ContentBest Practices

Build Now Like the Easy Phase Is Already Ending

Newer cannabis markets are living through the phase California and Michigan already burned through. The operators who treat it as permanent are the ones who get flattened when it ends.

BT

BulkMarket Team

BulkMarket

July 6, 20264 min read

Operators in newer adult-use markets are living through a phase California and Michigan already burned through years ago: real demand, prices that haven't compressed yet, room for a mom-and-pop shop to actually turn a profit. It won't stay that way. Every mature market went through this exact phase first, and every one of them saw it end the same way, more licenses, more competition, and eventually enough outside capital to force prices down for good.

TL;DR

Markets that haven't hit price compression yet are in a temporary window, not a permanent state. The operators who use that window to build financial discipline, real quality standards, and genuine customer loyalty are the ones still standing once bigger, better-funded competition arrives. The ones who treat today's margin as the new normal are the ones it flattens.

  1. Don't build your cost structure around today's margin

    Margins this healthy are a feature of an undersupplied market, not a permanent baseline. Taking on debt, leases, or build-out costs that only pencil out at today's price is the same mistake that sank operators in every market before this one. Build as if the number gets worse, because it will.

  2. Only expand into products you'd actually put your name on

    It's tempting to chase every category while demand is strong. Expanding into anything you wouldn't personally vouch for on quality is the fastest way to build a brand that means nothing once buyers have real choices. The operators who survive consolidation are usually the ones known for being reliably good at a few things, not everything.

  3. Stay compliant even when cutting a corner looks profitable

    A shortcut that saves money this quarter is often the exact thing that kills a sale, a partnership, or a license a few years later, once due diligence gets more serious and more capital is watching. Clean books and a clean compliance record are worth more than they look like they're worth right now.

  4. Build the reputation a bigger competitor can't buy overnight

    Merchandising that's actually thought through, staff who know the product, and a location picked for the customer instead of picked cheap, these things compound. When more competition and lower prices eventually arrive, the businesses still standing are rarely the cheapest ones. They're the ones people already trust.

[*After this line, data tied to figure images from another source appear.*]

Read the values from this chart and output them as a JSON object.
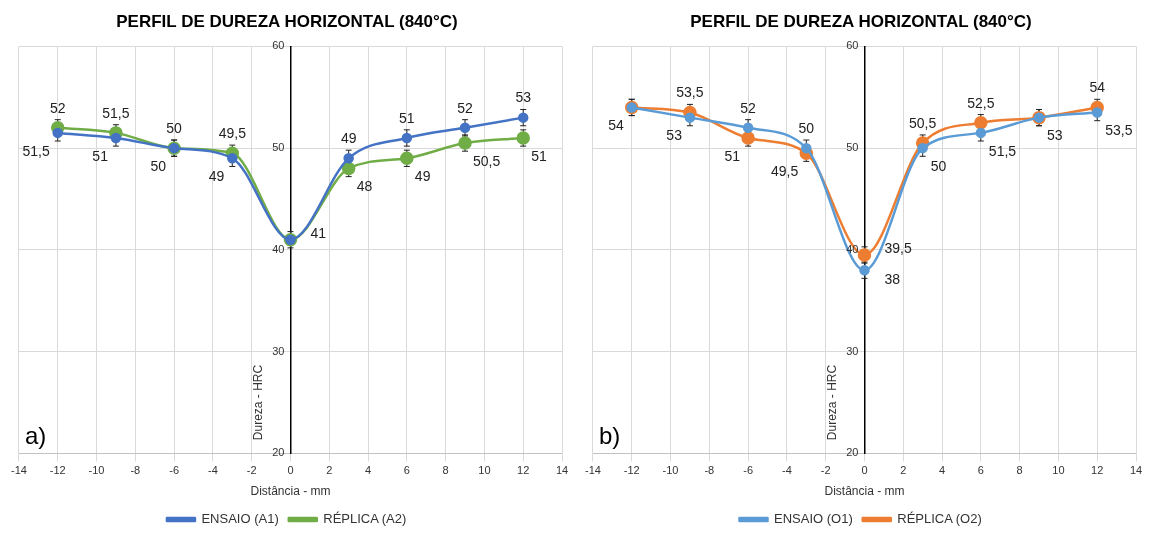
{
  "chart_data": [
    {
      "type": "line",
      "title": "PERFIL DE DUREZA HORIZONTAL (840°C)",
      "xlabel": "Distância - mm",
      "ylabel": "Dureza - HRC",
      "x": [
        -12,
        -9,
        -6,
        -3,
        0,
        3,
        6,
        9,
        12
      ],
      "xlim": [
        -14,
        14
      ],
      "xticks": [
        -14,
        -12,
        -10,
        -8,
        -6,
        -4,
        -2,
        0,
        2,
        4,
        6,
        8,
        10,
        12,
        14
      ],
      "ylim": [
        20,
        60
      ],
      "yticks": [
        20,
        30,
        40,
        50,
        60
      ],
      "grid": true,
      "legend": "bottom",
      "marker": "circle",
      "annotations": [
        "a)"
      ],
      "series": [
        {
          "name": "ENSAIO (A1)",
          "color": "#4472c4",
          "values": [
            51.5,
            51,
            50,
            49,
            41,
            49,
            51,
            52,
            53
          ],
          "value_labels": [
            "51,5",
            "51",
            "50",
            "49",
            "41",
            "49",
            "51",
            "52",
            "53"
          ],
          "errors": [
            0.8,
            0.8,
            0.8,
            0.8,
            0.8,
            0.8,
            0.8,
            0.8,
            0.8
          ]
        },
        {
          "name": "RÉPLICA (A2)",
          "color": "#70ad47",
          "values": [
            52,
            51.5,
            50,
            49.5,
            41,
            48,
            49,
            50.5,
            51
          ],
          "value_labels": [
            "52",
            "51,5",
            "50",
            "49,5",
            null,
            "48",
            "49",
            "50,5",
            "51"
          ],
          "errors": [
            0.8,
            0.8,
            0.8,
            0.8,
            null,
            0.8,
            0.8,
            0.8,
            0.8
          ]
        }
      ]
    },
    {
      "type": "line",
      "title": "PERFIL DE DUREZA HORIZONTAL (840°C)",
      "xlabel": "Distância - mm",
      "ylabel": "Dureza - HRC",
      "x": [
        -12,
        -9,
        -6,
        -3,
        0,
        3,
        6,
        9,
        12
      ],
      "xlim": [
        -14,
        14
      ],
      "xticks": [
        -14,
        -12,
        -10,
        -8,
        -6,
        -4,
        -2,
        0,
        2,
        4,
        6,
        8,
        10,
        12,
        14
      ],
      "ylim": [
        20,
        60
      ],
      "yticks": [
        20,
        30,
        40,
        50,
        60
      ],
      "grid": true,
      "legend": "bottom",
      "marker": "circle",
      "annotations": [
        "b)"
      ],
      "series": [
        {
          "name": "ENSAIO (O1)",
          "color": "#5b9bd5",
          "values": [
            54,
            53,
            52,
            50,
            38,
            50,
            51.5,
            53,
            53.5
          ],
          "value_labels": [
            null,
            "53",
            "52",
            "50",
            "38",
            "50",
            "51,5",
            null,
            "53,5"
          ],
          "errors": [
            0.8,
            0.8,
            0.8,
            0.8,
            0.8,
            0.8,
            0.8,
            0.8,
            0.8
          ]
        },
        {
          "name": "RÉPLICA (O2)",
          "color": "#ed7d31",
          "values": [
            54,
            53.5,
            51,
            49.5,
            39.5,
            50.5,
            52.5,
            53,
            54
          ],
          "value_labels": [
            "54",
            "53,5",
            "51",
            "49,5",
            "39,5",
            "50,5",
            "52,5",
            "53",
            "54"
          ],
          "errors": [
            0.8,
            0.8,
            0.8,
            0.8,
            0.8,
            0.8,
            0.8,
            0.8,
            0.8
          ]
        }
      ]
    }
  ]
}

  5. Keep real reserves, not just real revenue

    Some operators buffer against a bad stretch with a second, unrelated revenue source entirely. Most won't have that option, and don't need it, but the underlying instinct is right: treat today's profit as a reserve to survive the next phase, not as income to be fully spent the moment it lands.

None of this guarantees survival once the market matures the way every legal cannabis market eventually does. It's the difference between being caught off guard by something that was always coming, and being the operator who was already built for it.